Developed by German games studio Out of the Park Developments, OOTP 12 is for the fantasy sports type, for whom spreadsheets and statistics that detail thousands of players draws rush of sustained excitement. Like the real sport of baseball, sometimes trading away that proven, veteran pitcher to get an offensive prospect is the key to success in the coming seasons. Players have the opportunity to toy with that philosophy, but with limitless possibilities.

A huge improvement in this year's game is the player salary system. Negotiating contracts is much more rewarding, due to added performance bonuses, player and team options, and most importantly, minor league split contracts. Convincing a player to take your minor league contract (which is at no cost to your franchise) with the promise of an eventual major league contract adds a few more layers of enjoyment and realism to the signing process.

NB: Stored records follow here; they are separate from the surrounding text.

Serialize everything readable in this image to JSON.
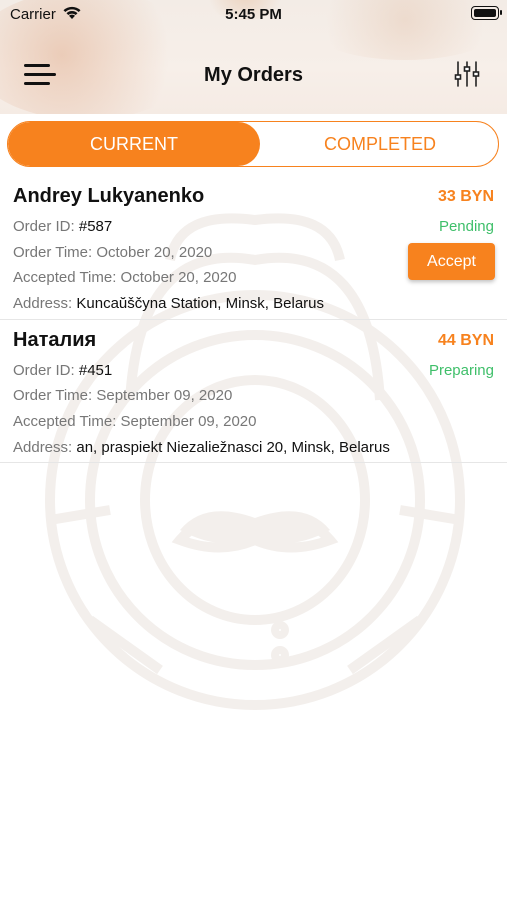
{
  "status_bar": {
    "carrier": "Carrier",
    "time": "5:45 PM"
  },
  "header": {
    "title": "My Orders",
    "menu_icon": "hamburger-menu-icon",
    "filter_icon": "sliders-icon"
  },
  "tabs": [
    {
      "label": "CURRENT",
      "active": true
    },
    {
      "label": "COMPLETED",
      "active": false
    }
  ],
  "colors": {
    "accent": "#f7821e",
    "status_green": "#3fbf6a",
    "label_gray": "#777777"
  },
  "orders": [
    {
      "customer": "Andrey Lukyanenko",
      "price": "33 BYN",
      "status": "Pending",
      "order_id_label": "Order ID:",
      "order_id": "#587",
      "order_time": "Order Time: October 20, 2020",
      "accepted_time": "Accepted Time: October 20, 2020",
      "address_label": "Address:",
      "address": "Kuncaŭščyna Station, Minsk, Belarus",
      "action_label": "Accept"
    },
    {
      "customer": "Наталия",
      "price": "44 BYN",
      "status": "Preparing",
      "order_id_label": "Order ID:",
      "order_id": "#451",
      "order_time": "Order Time: September 09, 2020",
      "accepted_time": "Accepted Time: September 09, 2020",
      "address_label": "Address:",
      "address": "an, praspiekt Niezaliežnasci 20, Minsk, Belarus"
    }
  ]
}
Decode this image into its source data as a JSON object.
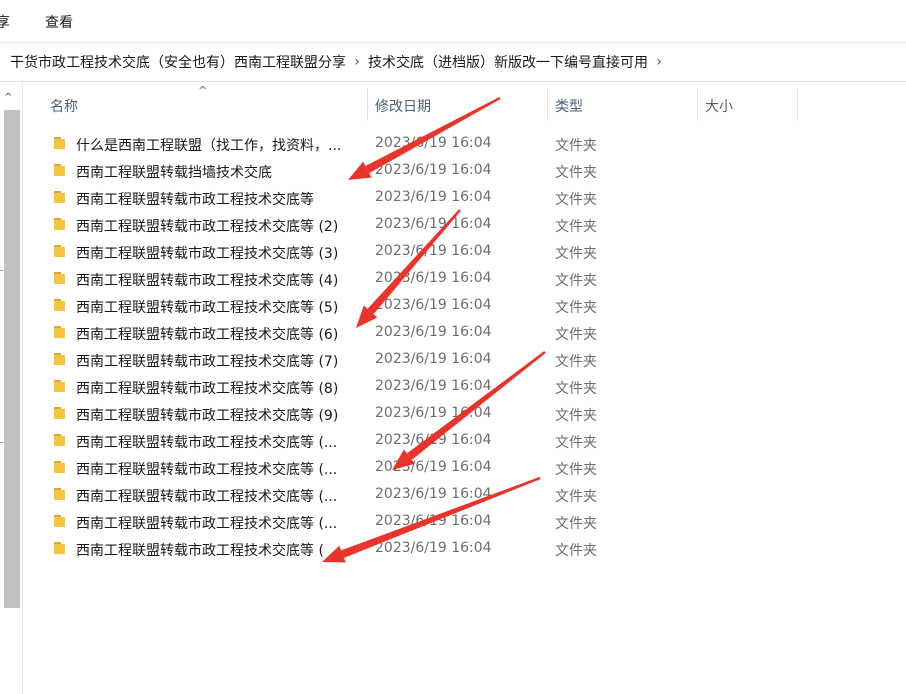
{
  "ribbon": {
    "tab_share": "享",
    "tab_view": "查看"
  },
  "breadcrumb": {
    "segments": [
      "干货市政工程技术交底（安全也有）西南工程联盟分享",
      "技术交底（进档版）新版改一下编号直接可用"
    ]
  },
  "columns": {
    "name": "名称",
    "modified": "修改日期",
    "type": "类型",
    "size": "大小"
  },
  "rows": [
    {
      "name": "什么是西南工程联盟（找工作，找资料，...",
      "modified": "2023/6/19 16:04",
      "type": "文件夹"
    },
    {
      "name": "西南工程联盟转载挡墙技术交底",
      "modified": "2023/6/19 16:04",
      "type": "文件夹"
    },
    {
      "name": "西南工程联盟转载市政工程技术交底等",
      "modified": "2023/6/19 16:04",
      "type": "文件夹"
    },
    {
      "name": "西南工程联盟转载市政工程技术交底等 (2)",
      "modified": "2023/6/19 16:04",
      "type": "文件夹"
    },
    {
      "name": "西南工程联盟转载市政工程技术交底等 (3)",
      "modified": "2023/6/19 16:04",
      "type": "文件夹"
    },
    {
      "name": "西南工程联盟转载市政工程技术交底等 (4)",
      "modified": "2023/6/19 16:04",
      "type": "文件夹"
    },
    {
      "name": "西南工程联盟转载市政工程技术交底等 (5)",
      "modified": "2023/6/19 16:04",
      "type": "文件夹"
    },
    {
      "name": "西南工程联盟转载市政工程技术交底等 (6)",
      "modified": "2023/6/19 16:04",
      "type": "文件夹"
    },
    {
      "name": "西南工程联盟转载市政工程技术交底等 (7)",
      "modified": "2023/6/19 16:04",
      "type": "文件夹"
    },
    {
      "name": "西南工程联盟转载市政工程技术交底等 (8)",
      "modified": "2023/6/19 16:04",
      "type": "文件夹"
    },
    {
      "name": "西南工程联盟转载市政工程技术交底等 (9)",
      "modified": "2023/6/19 16:04",
      "type": "文件夹"
    },
    {
      "name": "西南工程联盟转载市政工程技术交底等 (...",
      "modified": "2023/6/19 16:04",
      "type": "文件夹"
    },
    {
      "name": "西南工程联盟转载市政工程技术交底等 (...",
      "modified": "2023/6/19 16:04",
      "type": "文件夹"
    },
    {
      "name": "西南工程联盟转载市政工程技术交底等 (...",
      "modified": "2023/6/19 16:04",
      "type": "文件夹"
    },
    {
      "name": "西南工程联盟转载市政工程技术交底等 (...",
      "modified": "2023/6/19 16:04",
      "type": "文件夹"
    },
    {
      "name": "西南工程联盟转载市政工程技术交底等 (",
      "modified": "2023/6/19 16:04",
      "type": "文件夹"
    }
  ],
  "colors": {
    "folder": "#f5c542",
    "folder_dark": "#e0a826",
    "annotation_arrow": "#e8342a",
    "header_text": "#4c607a"
  },
  "icons": {
    "folder": "folder-icon",
    "chevron": "chevron-right-icon",
    "sort": "sort-up-icon"
  }
}
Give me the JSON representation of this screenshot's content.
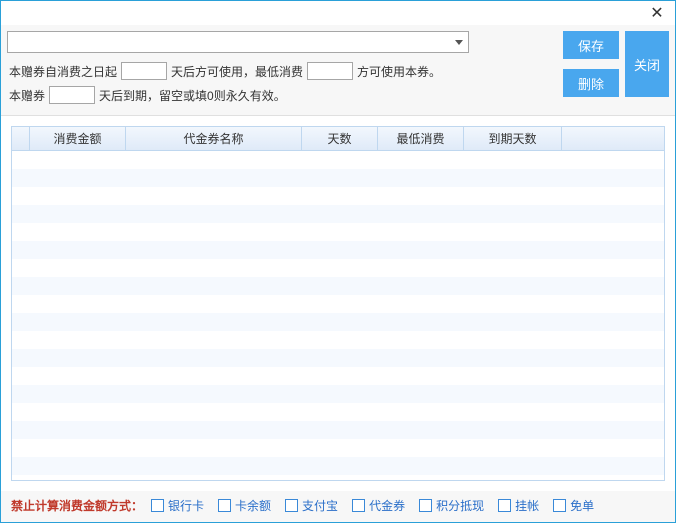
{
  "titlebar": {
    "close_glyph": "✕"
  },
  "combo": {
    "value": ""
  },
  "form": {
    "line1_pre": "本赠券自消费之日起",
    "days_usable": "",
    "line1_mid": "天后方可使用，最低消费",
    "min_spend": "",
    "line1_post": "方可使用本券。",
    "line2_pre": "本赠券",
    "days_expire": "",
    "line2_post": "天后到期，留空或填0则永久有效。"
  },
  "buttons": {
    "save": "保存",
    "delete": "删除",
    "close": "关闭"
  },
  "table": {
    "headers": {
      "row_handle": "",
      "amount": "消费金额",
      "name": "代金券名称",
      "days": "天数",
      "min": "最低消费",
      "expire_days": "到期天数",
      "extra": ""
    }
  },
  "footer": {
    "label": "禁止计算消费金额方式：",
    "options": {
      "bank_card": "银行卡",
      "card_balance": "卡余额",
      "alipay": "支付宝",
      "voucher": "代金券",
      "points": "积分抵现",
      "credit": "挂帐",
      "waive": "免单"
    }
  }
}
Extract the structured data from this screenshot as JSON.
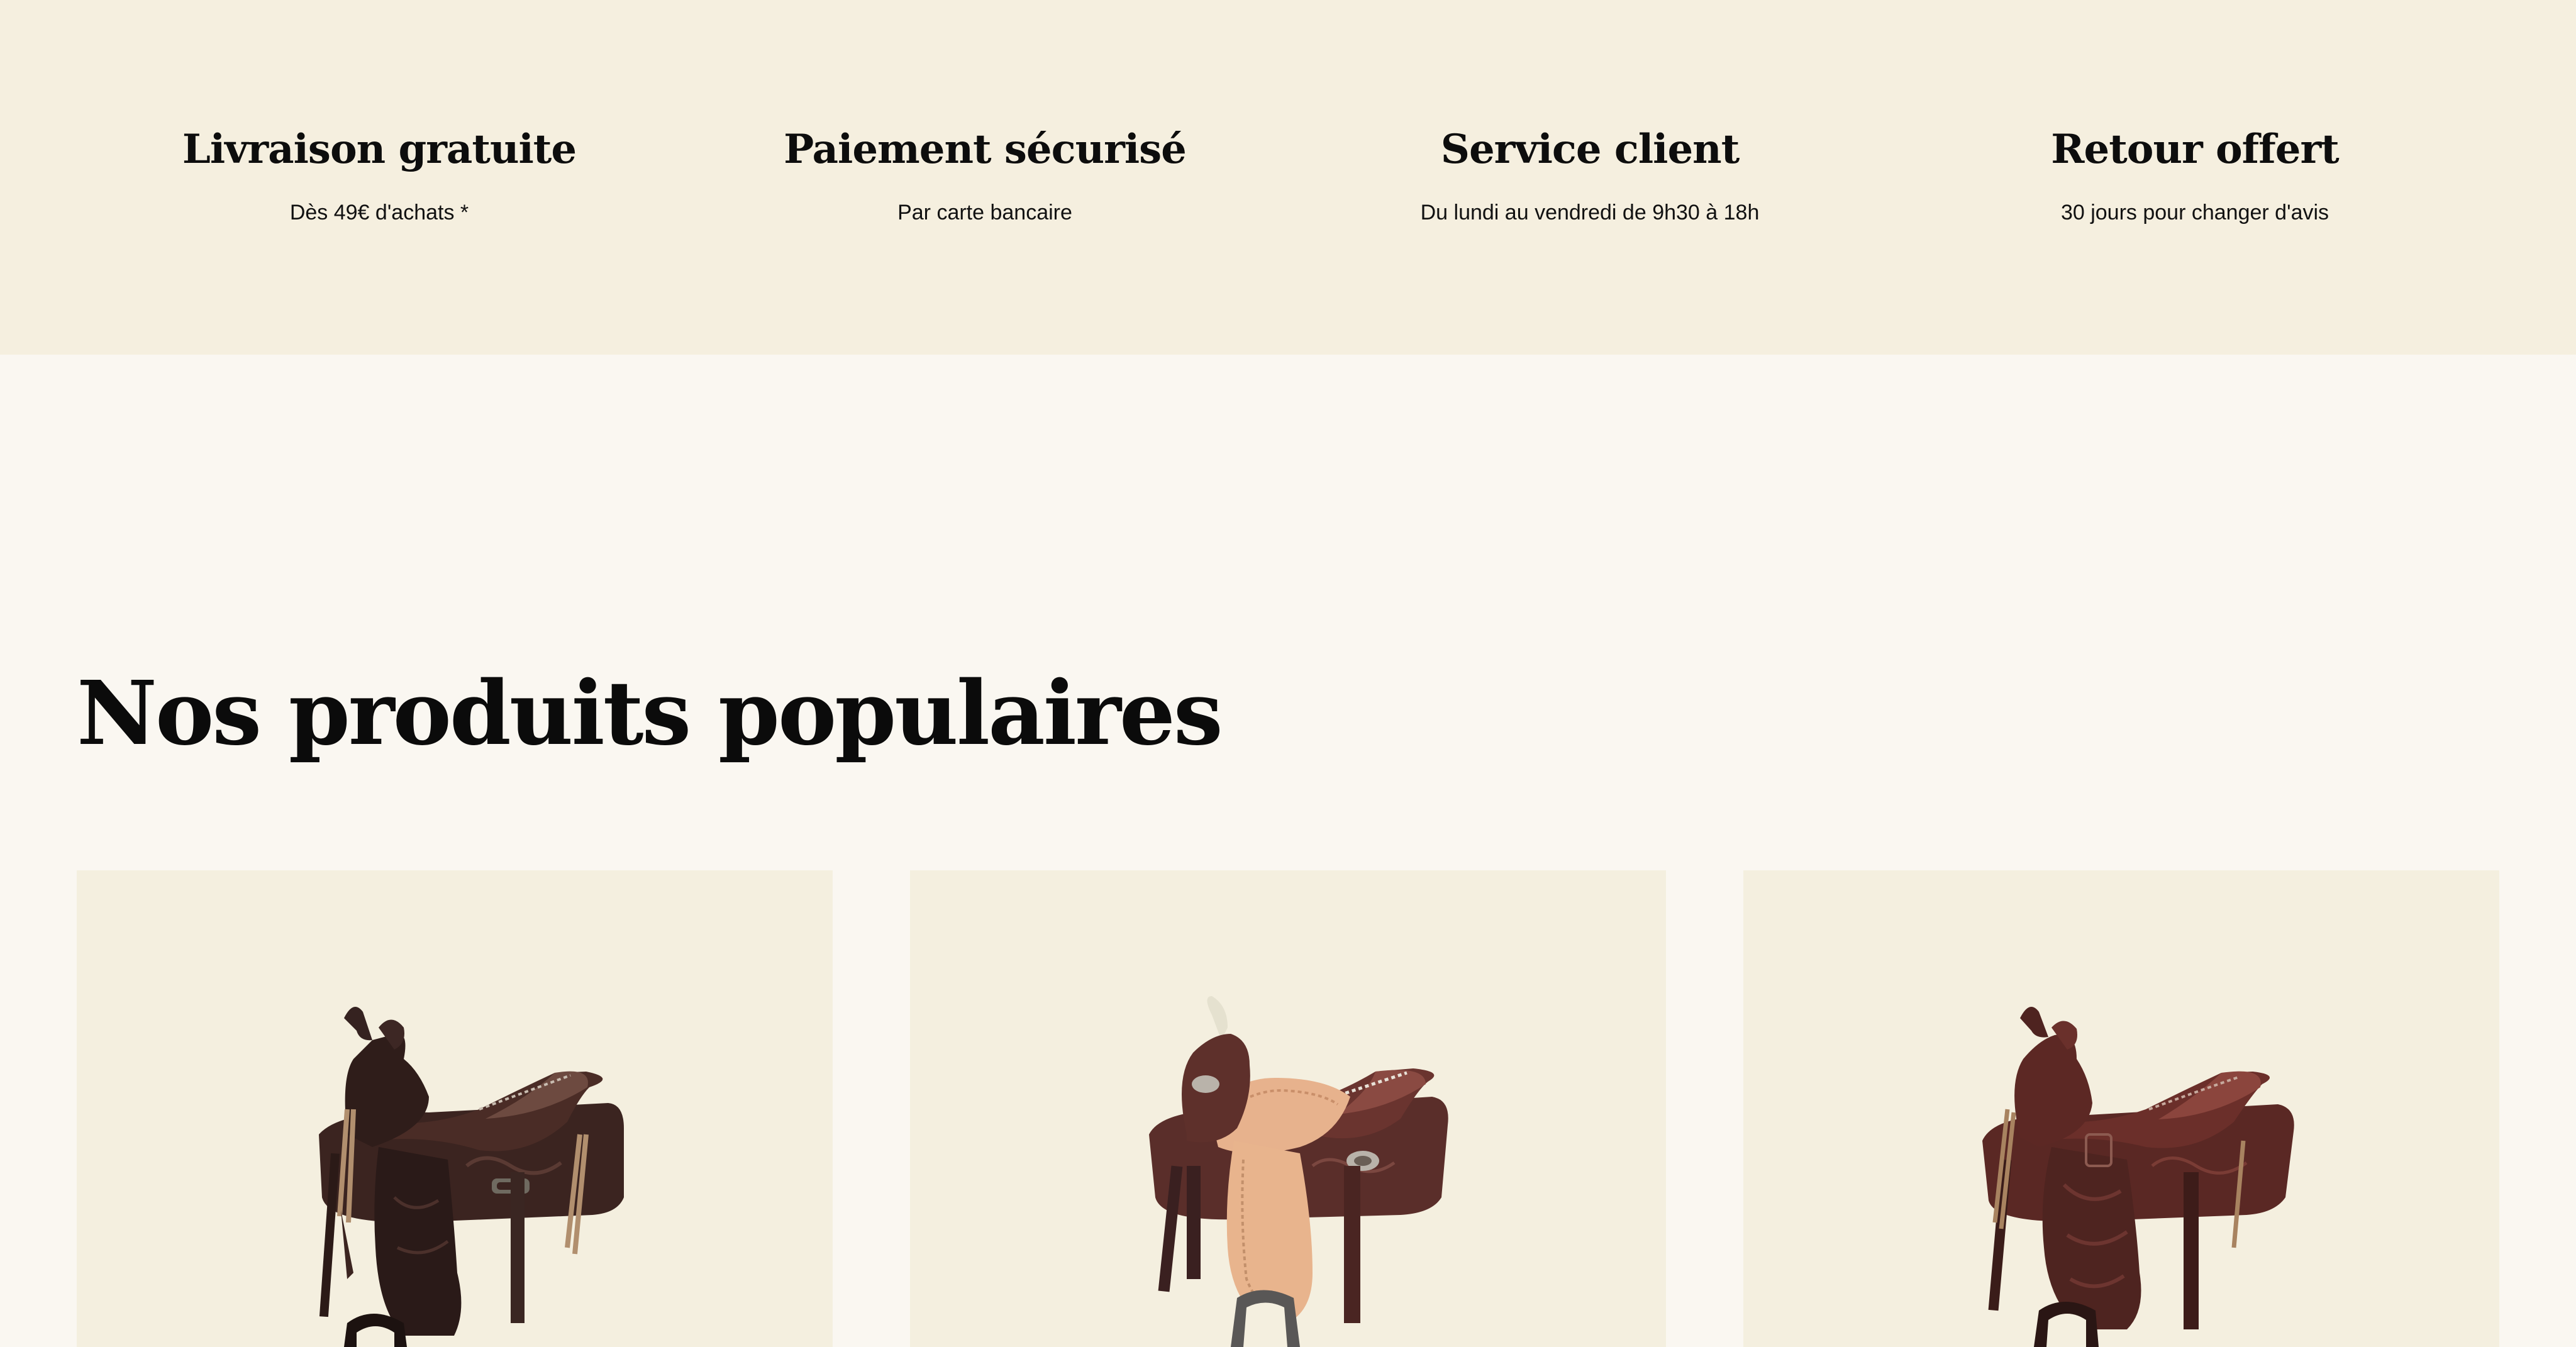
{
  "features": [
    {
      "title": "Livraison gratuite",
      "text": "Dès 49€ d'achats *"
    },
    {
      "title": "Paiement sécurisé",
      "text": "Par carte bancaire"
    },
    {
      "title": "Service client",
      "text": "Du lundi au vendredi de 9h30 à 18h"
    },
    {
      "title": "Retour offert",
      "text": "30 jours pour changer d'avis"
    }
  ],
  "popular": {
    "heading": "Nos produits populaires",
    "products": [
      {
        "image": "western-saddle-dark-brown"
      },
      {
        "image": "western-saddle-two-tone-tan-seat"
      },
      {
        "image": "western-saddle-reddish-brown"
      }
    ]
  },
  "colors": {
    "page_bg": "#faf7f1",
    "band_bg": "#f5efdf",
    "card_bg": "#f4efdf",
    "text": "#111111"
  }
}
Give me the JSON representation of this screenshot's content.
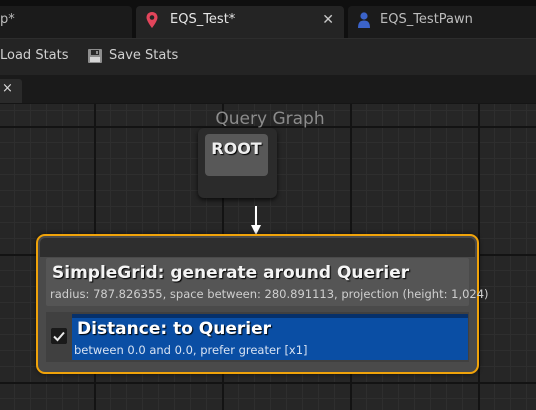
{
  "tabs": [
    {
      "label": "p*"
    },
    {
      "label": "EQS_Test*",
      "active": true,
      "icon": "location-pin-icon"
    },
    {
      "label": "EQS_TestPawn",
      "icon": "pawn-icon"
    }
  ],
  "toolbar": {
    "load_label": "Load Stats",
    "save_label": "Save Stats"
  },
  "strip": {
    "close_glyph": "×"
  },
  "graph": {
    "title": "Query Graph",
    "root_label": "ROOT",
    "generator": {
      "title": "SimpleGrid: generate around Querier",
      "description": "radius: 787.826355, space between: 280.891113, projection (height: 1,024)"
    },
    "test": {
      "title": "Distance: to Querier",
      "description": "between 0.0 and 0.0, prefer greater [x1]",
      "enabled": true
    }
  },
  "colors": {
    "accent_border": "#f0a30a",
    "test_node": "#0a4ea4",
    "pin_icon": "#e2455b",
    "pawn_icon": "#3b63c9"
  }
}
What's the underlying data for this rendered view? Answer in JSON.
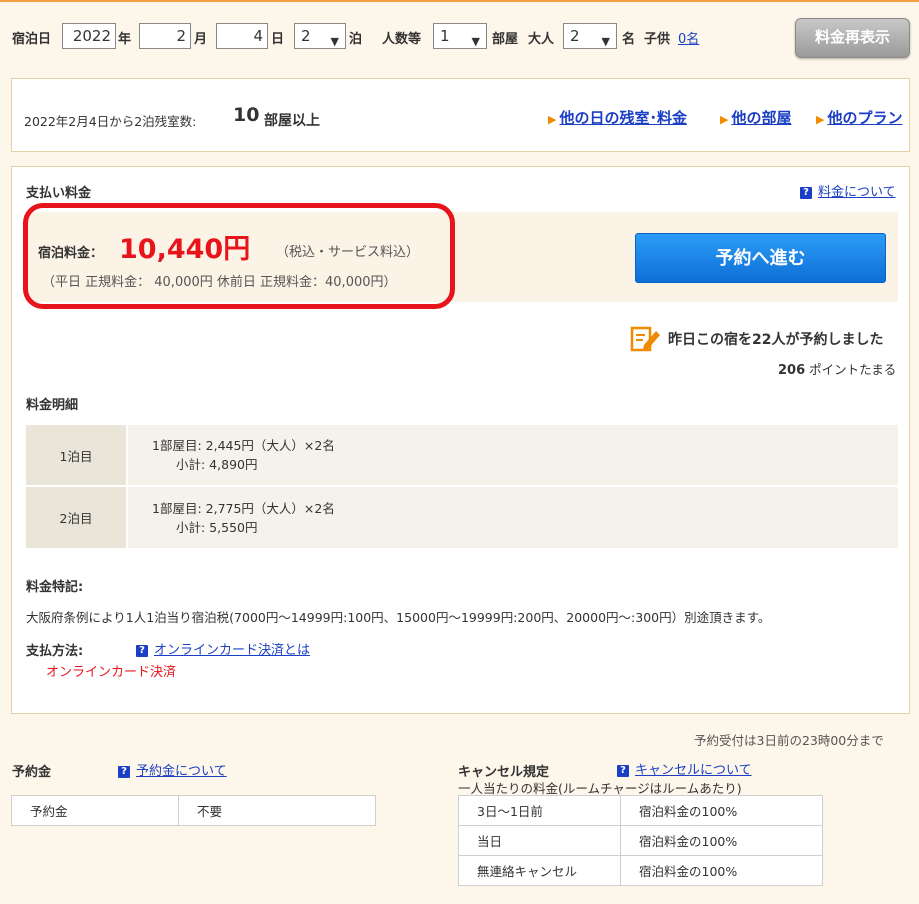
{
  "search": {
    "checkin_label": "宿泊日",
    "year_value": "2022",
    "year_unit": "年",
    "month_value": "2",
    "month_unit": "月",
    "day_value": "4",
    "day_unit": "日",
    "nights_value": "2",
    "nights_unit": "泊",
    "people_label": "人数等",
    "rooms_value": "1",
    "rooms_unit": "部屋",
    "adults_label": "大人",
    "adults_value": "2",
    "adults_unit": "名",
    "children_label": "子供",
    "children_value": "0名",
    "redisplay_label": "料金再表示"
  },
  "availability": {
    "text": "2022年2月4日から2泊残室数:",
    "count": "10",
    "suffix": "部屋以上",
    "links": [
      "他の日の残室･料金",
      "他の部屋",
      "他のプラン"
    ]
  },
  "payment": {
    "title": "支払い料金",
    "about_price": "料金について",
    "price_label": "宿泊料金：",
    "price_value": "10,440円",
    "tax_note": "（税込・サービス料込）",
    "regular_note": "（平日 正規料金： 40,000円 休前日 正規料金：40,000円）",
    "book_button": "予約へ進む",
    "booked_text": "昨日この宿を22人が予約しました",
    "points_value": "206",
    "points_suffix": "ポイントたまる"
  },
  "breakdown": {
    "title": "料金明細",
    "rows": [
      {
        "night": "1泊目",
        "line1": "1部屋目: 2,445円（大人）×2名",
        "line2": "小計: 4,890円"
      },
      {
        "night": "2泊目",
        "line1": "1部屋目: 2,775円（大人）×2名",
        "line2": "小計: 5,550円"
      }
    ]
  },
  "notes": {
    "title": "料金特記:",
    "text": "大阪府条例により1人1泊当り宿泊税(7000円～14999円:100円、15000円～19999円:200円、20000円～:300円）別途頂きます。",
    "method_title": "支払方法:",
    "method_link": "オンラインカード決済とは",
    "method_value": "オンラインカード決済"
  },
  "deadline": "予約受付は3日前の23時00分まで",
  "deposit": {
    "title": "予約金",
    "link": "予約金について",
    "label": "予約金",
    "value": "不要"
  },
  "cancel": {
    "title": "キャンセル規定",
    "link": "キャンセルについて",
    "note": "一人当たりの料金(ルームチャージはルームあたり)",
    "rows": [
      {
        "when": "3日～1日前",
        "fee": "宿泊料金の100%"
      },
      {
        "when": "当日",
        "fee": "宿泊料金の100%"
      },
      {
        "when": "無連絡キャンセル",
        "fee": "宿泊料金の100%"
      }
    ]
  },
  "colors": {
    "price_red": "#e8141c",
    "link_blue": "#1a3fc4",
    "book_blue": "#1a7fe6",
    "background": "#fdf6ea"
  }
}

Most players default to managing an MLB team, where real players and coaches are exhaustively well represented. You also have the option to play both offline and with others online in historical leagues, with accurate teams dating back to the 1800s, or in fictional leagues. With dozens of options in creating these leagues, your experience can be as hand-crafted as possible.

I replayed a season with the 1982 Milwaukee Brewers, except it ended in disaster this time around with late season injuries sidelining Robin Yount and Rollie Fingers. Then the game generated a fictional league for me in Botswana, which I named Xtreme Arena Baseball. My Gumare Larks saw third baseman Minyar Murtada start in the all-star game and lead the league in RBIs. I found that this fictional league encouraged me to throw out all pretence of my players' performance (my initial play-through had me desperately trying to trade Brewers short stop Yuniesky Betancourt, even if he was magically batting .356).